NTT DATA Business Solutions
Jason Facer | November 13, 2024 | 4 Minutes

Why CFOs Must Guide Alignment Between Digital Transformation and Financial Stewardship

CFOs must play a key leadership role in digital transformation initiatives as companies ramp up technology investments. While it’s encouraging to see a renewed focus on technology, it’s also important to ensure that these investments are more than just a response to industry trends. They must be strategic, tied directly to business outcomes. Read on to discover some important considerations.

CFOs lead alignment of financial stewardship with digital transformation

Why CFOs Must Guide Alignment Between Digital Transformation and Financial Stewardship

It’s no secret that CFOs often find themselves at the intersection of innovation and financial stewardship. The pressure to invest in technology is higher than ever, but so is the demand to demonstrate a clear return on those investments. A recent report revealed that 65% of CFOs are under significant pressure to deliver ROI on tech investments—an all-too-familiar challenge. With tech spending reaching a two-year high, it’s clear that companies are ramping up their digital investments. But the real question is: how do you ensure these investments fuel sustainable growth?

Answering that question requires CFOs to play a key leadership role in driving business transformation. That’s because every company will be different when you start looking at short-term and long-term gains. For example, a private equity firm may be more interested in seeing ROI within a year, but a family-owned business might be more interested in larger gains that can be achieved within three to five years. Ultimately, you have to decide how fast your ROI should happen and why, with a particular emphasis on ‘why.’

Align Tech Spend with Strategic Goals

Recent tech spending shows that companies are placing big bets on innovation. While it’s encouraging to see the renewed focus on technology, it’s also important to ensure that these investments are more than just a response to industry trends. They must be strategic, tied directly to business outcomes.

At NTT DATA Business Solutions, we would never recommend looking at technology for the sake of just keeping up. We help you evaluate each investment through the lens of how it supports your long-term goals. Whether it’s improving operational efficiency, enhancing your capabilities and customer experience, or enabling new revenue streams, the focus remains on clear, measurable outcomes. Any technology investment should be a means to an end—not the end itself.
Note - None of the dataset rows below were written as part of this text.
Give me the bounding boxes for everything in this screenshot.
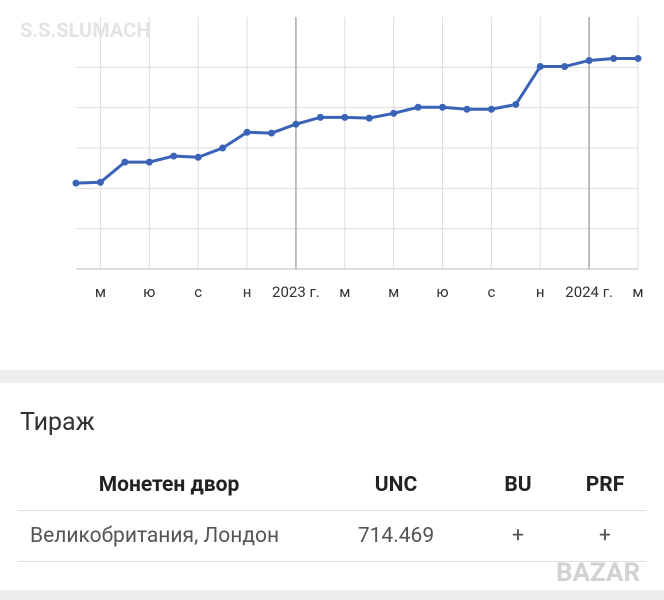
header-cell: PRF [564,460,646,511]
point [170,152,178,160]
header-cell: Монетен двор [18,460,320,511]
point [390,109,398,117]
point [463,105,471,113]
section-title: Тираж [20,408,95,437]
point [634,54,642,62]
watermark: S.S.SLUMACH [20,18,151,42]
point [512,100,520,108]
point [561,63,569,71]
point [316,113,324,121]
header-cell: UNC [320,460,472,511]
x-tick-label: н [536,283,545,301]
point [341,113,349,121]
cell: 714.469 [320,510,472,562]
point [72,179,80,187]
x-tick-label: 2024 г. [565,283,613,301]
divider [0,370,664,383]
x-tick-label: ю [436,283,448,301]
table: Монетен двор UNC BU PRF Великобритания, … [18,460,646,562]
x-tick-label: ю [143,283,155,301]
point [439,103,447,111]
x-tick-label: н [243,283,252,301]
x-tick-label: м [95,283,106,301]
point [219,144,227,152]
x-tick-label: м [339,283,350,301]
divider [0,590,664,600]
cell: + [472,510,564,562]
point [414,103,422,111]
point [243,128,251,136]
point [194,153,202,161]
x-tick-label: м [388,283,399,301]
cell: Великобритания, Лондон [18,510,320,562]
x-tick-label: м [632,283,643,301]
point [145,158,153,166]
cell: + [564,510,646,562]
chart: м ю с н 2023 г. м м ю с н 2024 г. м [72,17,644,301]
x-tick-label: с [194,283,202,301]
point [487,105,495,113]
line [75,56,638,185]
point [292,120,300,128]
x-tick-label: с [487,283,495,301]
point [121,158,129,166]
point [96,178,104,186]
point [536,63,544,71]
point [585,56,593,64]
badge: BAZAR [556,558,641,588]
point [610,54,618,62]
point [365,114,373,122]
header-cell: BU [472,460,564,511]
x-tick-label: 2023 г. [272,283,320,301]
point [267,129,275,137]
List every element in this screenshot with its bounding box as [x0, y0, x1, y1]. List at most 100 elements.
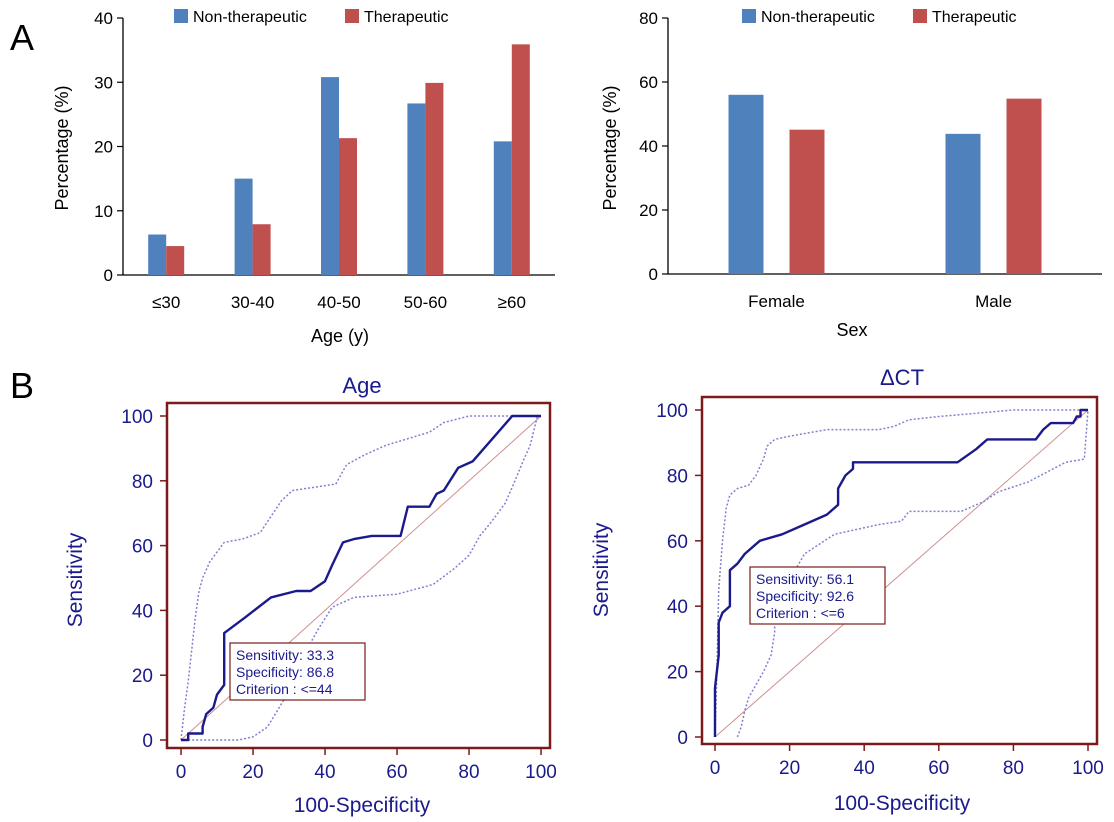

Prioritize ROI, But Take a Long-Term View

CFOs are constantly asked to show ROI, especially in the face of rising tech investments. But ROI isn’t always immediate, and it shouldn’t be the sole measure of success. Some of the most transformative technologies—like artificial intelligence or cloud-based infrastructure—may take time to fully pay off. You need to balance short-term cost control with long-term strategic benefits.

To do this, it’s essential to have a robust financial framework for evaluating tech investments. Are you improving operational efficiency? Are you enhancing decision-making with better data? Are you driving revenue growth? By tying these outcomes to clear financial metrics, you can demonstrate the value of technology initiatives over time.

Lead Transformation, Don’t Just Support It

You are not just a gatekeeper of financial performance. You have a critical role to play in shaping the future of your organizations, especially as technology becomes a core driver of competitive advantage.

Moreover, successful business transformations happen when financial strategies align with technology and operational goals. It’s not just about approving budgets. It’s about leading from the front—ensuring that technology decisions are made with the long-term financial health of the company in mind. Collaboration with other C-suite leaders, especially the CIO and COO, is also important. Together, you can create a holistic strategy that harmonizes innovation and profitability.

Take a Proactive Role in Risk Management

With every technology investment comes risk—whether it’s related to cybersecurity, integration challenges, or the overall financial health of the organization. And taking a proactive role in managing these risks is certainly part of the job. This means being involved early in the decision-making process, ensuring that the financial and operational risks are understood and mitigated.

Aligning strategy and risk tolerance can not only help you prevent contradictory decisions or unnecessary risks, it can also ensure that you don’t hinder growth by being overly cautious. At the same time, this collaborative teamwork helps you develop a scope, project plan and agile team that can better keep abreast of the evolving landscape of technology and regulatory changes, as well as minimize any surprises that come up due to market shifts or anything else.

The Path Forward: Driving Value through Leadership

While the surge in tech spending is a clear signal that companies are betting on digital transformation to drive growth, company leadership needs to ensure that these investments are not just big bets, but smart ones—investments that deliver real, long-term value to businesses and shareholders.

As you continue to push for ROI, it’s also important to recognize that the journey toward digital transformation is a marathon, not a sprint. As leaders, it’s your responsibility to guide your companies through this transformation, ensuring that every dollar spent on technology supports your broader goals of growth, innovation, and sustainability.

Closing Thought

As the CFO role continues to evolve, there are more opportunities to shape the future of your organization. By leading with a balanced approach to technology investment—focused on both short-term ROI and long-term growth—you can help drive successful transformations that create lasting value.